·The import tariff reduction of auto parts has limited impact

In response to the tariff reduction of auto parts, a number of listed companies responded through an interactive platform for investor relations. Dongpu shares said that the country's reduction of import tariffs on complete vehicles and parts has no impact on the company; Baolong Technology said that tariff reduction has no direct impact on the company, and the resolution of related matters is conducive to the company's business in North America; Wolong According to Electric, the decline in import tariffs has no significant impact on the company's performance; Precision Forging Technology said that at present, the company's products exceed 20% of exports, indicating that the company's products have strong competitiveness, and the relevant tax rate policy has little impact.

BOC International said that the tax rate will be reduced to 6%, and the import cost of most parts and components is expected to decrease by 3.6%. In 2017, China's main imported auto parts include: gearboxes and their parts, engine parts, automotive lighting and signal devices, and automotive electronics.

The reporter learned from a number of listed companies involved in gearboxes, engine parts and automotive electronics business that the impact of tariff cuts on the business is not obvious.

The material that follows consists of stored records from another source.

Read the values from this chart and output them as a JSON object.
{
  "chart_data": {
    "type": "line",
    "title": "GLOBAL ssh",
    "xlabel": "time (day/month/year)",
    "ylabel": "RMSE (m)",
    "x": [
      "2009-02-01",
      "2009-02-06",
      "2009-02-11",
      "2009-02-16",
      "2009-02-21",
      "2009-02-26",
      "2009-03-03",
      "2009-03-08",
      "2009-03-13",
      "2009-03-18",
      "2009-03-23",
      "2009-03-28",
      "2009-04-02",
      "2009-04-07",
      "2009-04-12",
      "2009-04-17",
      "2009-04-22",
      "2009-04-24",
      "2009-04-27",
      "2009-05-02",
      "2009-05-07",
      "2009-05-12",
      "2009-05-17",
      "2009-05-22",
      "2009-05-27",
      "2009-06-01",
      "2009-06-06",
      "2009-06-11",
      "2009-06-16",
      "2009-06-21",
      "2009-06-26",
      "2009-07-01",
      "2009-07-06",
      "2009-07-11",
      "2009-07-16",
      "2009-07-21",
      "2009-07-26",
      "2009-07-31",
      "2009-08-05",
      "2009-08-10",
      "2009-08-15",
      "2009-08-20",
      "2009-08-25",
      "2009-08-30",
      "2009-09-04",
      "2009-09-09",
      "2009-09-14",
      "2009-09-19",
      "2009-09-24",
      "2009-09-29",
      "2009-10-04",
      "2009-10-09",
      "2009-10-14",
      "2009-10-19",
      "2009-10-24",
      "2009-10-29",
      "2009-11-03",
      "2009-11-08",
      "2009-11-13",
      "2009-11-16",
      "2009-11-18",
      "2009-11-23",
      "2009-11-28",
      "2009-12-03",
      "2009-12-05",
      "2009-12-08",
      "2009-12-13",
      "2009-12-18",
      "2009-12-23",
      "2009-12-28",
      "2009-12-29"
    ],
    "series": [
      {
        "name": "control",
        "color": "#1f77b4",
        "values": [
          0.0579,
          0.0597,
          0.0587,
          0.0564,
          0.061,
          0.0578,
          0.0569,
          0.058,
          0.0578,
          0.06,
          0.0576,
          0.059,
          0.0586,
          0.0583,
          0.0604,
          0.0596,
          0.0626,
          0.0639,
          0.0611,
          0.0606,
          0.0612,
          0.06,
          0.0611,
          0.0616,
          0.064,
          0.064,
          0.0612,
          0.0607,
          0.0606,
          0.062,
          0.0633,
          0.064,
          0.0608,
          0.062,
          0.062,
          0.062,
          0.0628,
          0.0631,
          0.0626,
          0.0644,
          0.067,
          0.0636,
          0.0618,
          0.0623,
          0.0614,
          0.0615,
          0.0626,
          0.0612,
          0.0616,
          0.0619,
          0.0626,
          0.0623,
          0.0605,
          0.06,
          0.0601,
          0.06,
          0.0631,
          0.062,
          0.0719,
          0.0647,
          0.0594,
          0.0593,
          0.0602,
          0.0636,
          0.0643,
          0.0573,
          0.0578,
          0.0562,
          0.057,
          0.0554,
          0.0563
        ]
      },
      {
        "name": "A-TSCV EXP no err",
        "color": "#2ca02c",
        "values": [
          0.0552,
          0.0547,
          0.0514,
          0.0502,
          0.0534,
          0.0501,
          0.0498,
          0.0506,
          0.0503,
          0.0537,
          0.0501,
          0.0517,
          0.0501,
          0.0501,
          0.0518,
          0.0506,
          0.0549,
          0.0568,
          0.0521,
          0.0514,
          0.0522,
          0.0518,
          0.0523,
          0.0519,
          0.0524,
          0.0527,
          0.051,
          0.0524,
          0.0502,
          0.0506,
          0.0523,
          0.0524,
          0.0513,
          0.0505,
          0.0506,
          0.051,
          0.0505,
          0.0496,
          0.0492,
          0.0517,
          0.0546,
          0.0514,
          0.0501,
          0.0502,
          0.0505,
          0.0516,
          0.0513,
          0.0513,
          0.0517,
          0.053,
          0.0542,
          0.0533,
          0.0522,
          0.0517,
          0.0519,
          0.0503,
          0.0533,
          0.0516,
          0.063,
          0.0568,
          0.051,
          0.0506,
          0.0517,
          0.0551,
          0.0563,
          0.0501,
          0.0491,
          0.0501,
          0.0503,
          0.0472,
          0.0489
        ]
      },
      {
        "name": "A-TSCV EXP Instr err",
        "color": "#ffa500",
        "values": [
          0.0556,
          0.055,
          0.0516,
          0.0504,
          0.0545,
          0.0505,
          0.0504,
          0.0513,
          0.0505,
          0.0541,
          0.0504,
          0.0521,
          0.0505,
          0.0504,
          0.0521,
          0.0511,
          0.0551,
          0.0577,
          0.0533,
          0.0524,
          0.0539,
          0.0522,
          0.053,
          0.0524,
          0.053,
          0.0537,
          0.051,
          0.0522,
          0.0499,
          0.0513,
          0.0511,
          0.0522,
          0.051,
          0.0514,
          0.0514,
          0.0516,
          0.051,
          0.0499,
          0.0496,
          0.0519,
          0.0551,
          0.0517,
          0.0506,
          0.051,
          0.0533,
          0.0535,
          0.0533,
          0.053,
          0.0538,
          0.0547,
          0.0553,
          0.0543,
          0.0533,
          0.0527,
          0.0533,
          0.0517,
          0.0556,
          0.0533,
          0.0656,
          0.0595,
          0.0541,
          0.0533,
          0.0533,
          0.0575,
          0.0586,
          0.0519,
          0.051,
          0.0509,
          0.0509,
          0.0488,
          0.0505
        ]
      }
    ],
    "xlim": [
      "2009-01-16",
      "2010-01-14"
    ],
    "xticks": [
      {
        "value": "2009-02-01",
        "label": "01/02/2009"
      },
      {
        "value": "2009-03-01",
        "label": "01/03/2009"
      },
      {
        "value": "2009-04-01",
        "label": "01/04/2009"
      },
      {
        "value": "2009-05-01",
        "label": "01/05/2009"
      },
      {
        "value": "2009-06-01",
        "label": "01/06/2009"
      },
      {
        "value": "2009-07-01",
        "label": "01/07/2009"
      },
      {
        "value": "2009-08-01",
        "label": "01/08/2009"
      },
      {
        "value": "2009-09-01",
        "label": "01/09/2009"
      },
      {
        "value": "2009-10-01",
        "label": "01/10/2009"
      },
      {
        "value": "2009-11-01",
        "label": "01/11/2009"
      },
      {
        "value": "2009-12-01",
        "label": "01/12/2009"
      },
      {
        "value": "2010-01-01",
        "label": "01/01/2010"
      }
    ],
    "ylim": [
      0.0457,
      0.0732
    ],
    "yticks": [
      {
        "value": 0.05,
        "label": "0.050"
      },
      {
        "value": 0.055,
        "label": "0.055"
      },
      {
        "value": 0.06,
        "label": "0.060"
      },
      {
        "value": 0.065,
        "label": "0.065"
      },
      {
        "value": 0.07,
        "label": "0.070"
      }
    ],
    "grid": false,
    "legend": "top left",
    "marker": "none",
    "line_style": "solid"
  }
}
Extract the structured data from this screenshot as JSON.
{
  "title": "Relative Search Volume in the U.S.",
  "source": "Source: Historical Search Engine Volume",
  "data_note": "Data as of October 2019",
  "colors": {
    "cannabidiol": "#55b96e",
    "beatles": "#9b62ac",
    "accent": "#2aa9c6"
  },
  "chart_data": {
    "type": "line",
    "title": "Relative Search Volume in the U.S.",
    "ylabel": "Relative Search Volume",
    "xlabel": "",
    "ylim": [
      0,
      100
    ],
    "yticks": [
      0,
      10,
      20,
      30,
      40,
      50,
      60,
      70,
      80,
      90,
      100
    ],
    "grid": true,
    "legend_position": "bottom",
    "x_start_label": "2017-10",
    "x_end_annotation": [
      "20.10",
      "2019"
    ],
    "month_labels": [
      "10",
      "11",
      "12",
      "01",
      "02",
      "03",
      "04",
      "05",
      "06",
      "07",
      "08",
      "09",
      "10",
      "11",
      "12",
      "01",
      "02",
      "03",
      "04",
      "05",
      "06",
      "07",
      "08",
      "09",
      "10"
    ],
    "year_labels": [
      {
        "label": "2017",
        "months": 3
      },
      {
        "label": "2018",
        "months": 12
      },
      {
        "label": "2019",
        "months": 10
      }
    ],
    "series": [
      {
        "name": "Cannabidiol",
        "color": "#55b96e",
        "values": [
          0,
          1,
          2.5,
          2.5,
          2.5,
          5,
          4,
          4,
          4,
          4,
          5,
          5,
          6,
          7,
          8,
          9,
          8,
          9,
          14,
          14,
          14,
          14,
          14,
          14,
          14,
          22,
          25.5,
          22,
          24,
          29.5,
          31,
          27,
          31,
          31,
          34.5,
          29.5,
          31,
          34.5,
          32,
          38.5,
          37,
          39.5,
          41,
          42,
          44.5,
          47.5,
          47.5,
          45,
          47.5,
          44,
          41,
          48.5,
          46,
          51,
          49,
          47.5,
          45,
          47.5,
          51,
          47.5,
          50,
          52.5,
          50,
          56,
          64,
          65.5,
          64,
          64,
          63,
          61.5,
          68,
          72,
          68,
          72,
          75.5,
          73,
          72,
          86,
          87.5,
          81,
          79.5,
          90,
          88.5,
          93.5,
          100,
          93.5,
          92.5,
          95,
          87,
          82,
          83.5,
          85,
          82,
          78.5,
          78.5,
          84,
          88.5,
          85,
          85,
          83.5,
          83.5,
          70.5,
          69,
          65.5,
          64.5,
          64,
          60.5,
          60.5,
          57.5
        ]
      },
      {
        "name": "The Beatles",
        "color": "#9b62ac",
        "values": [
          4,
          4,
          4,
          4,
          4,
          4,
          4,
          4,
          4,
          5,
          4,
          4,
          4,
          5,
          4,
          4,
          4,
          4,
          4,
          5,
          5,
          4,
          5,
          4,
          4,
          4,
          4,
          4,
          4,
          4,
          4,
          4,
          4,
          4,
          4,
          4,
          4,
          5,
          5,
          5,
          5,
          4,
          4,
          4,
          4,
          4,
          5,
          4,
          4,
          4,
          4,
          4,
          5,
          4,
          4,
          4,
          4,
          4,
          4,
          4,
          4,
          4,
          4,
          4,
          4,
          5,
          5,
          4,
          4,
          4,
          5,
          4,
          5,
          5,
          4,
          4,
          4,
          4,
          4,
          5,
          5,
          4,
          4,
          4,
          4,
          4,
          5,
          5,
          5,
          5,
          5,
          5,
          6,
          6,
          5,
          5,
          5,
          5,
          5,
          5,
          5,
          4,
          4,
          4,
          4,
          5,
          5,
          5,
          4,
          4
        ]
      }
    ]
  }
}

A car analyst at a medium-sized brokerage said that tariff cuts have little impact on domestic component manufacturers because most of the auto parts have been localized, and only a few key components rely on imports. Domestically produced auto parts are at the mid-end, and imported auto parts are mainly high-end, belonging to different categories of competition.

Huatai Securities said that according to the data of China Merchants Research Institute, the total import value of China's auto parts in 2017 was about 37 billion US dollars. It can be estimated that the imported parts and components account for about 9% of the average material cost of the whole vehicle, that is, the proportion of domestically produced parts and components. About 91%.

CICC believes that for most parts and components, the decline in tariff rates cannot compensate for the increase in freight and insurance costs, so it still does not have import economy. The OEM will try to require the parts and components enterprises to set up factories nearby. The use of imported parts will lengthen the supply cycle and there is a risk of affecting the production schedule.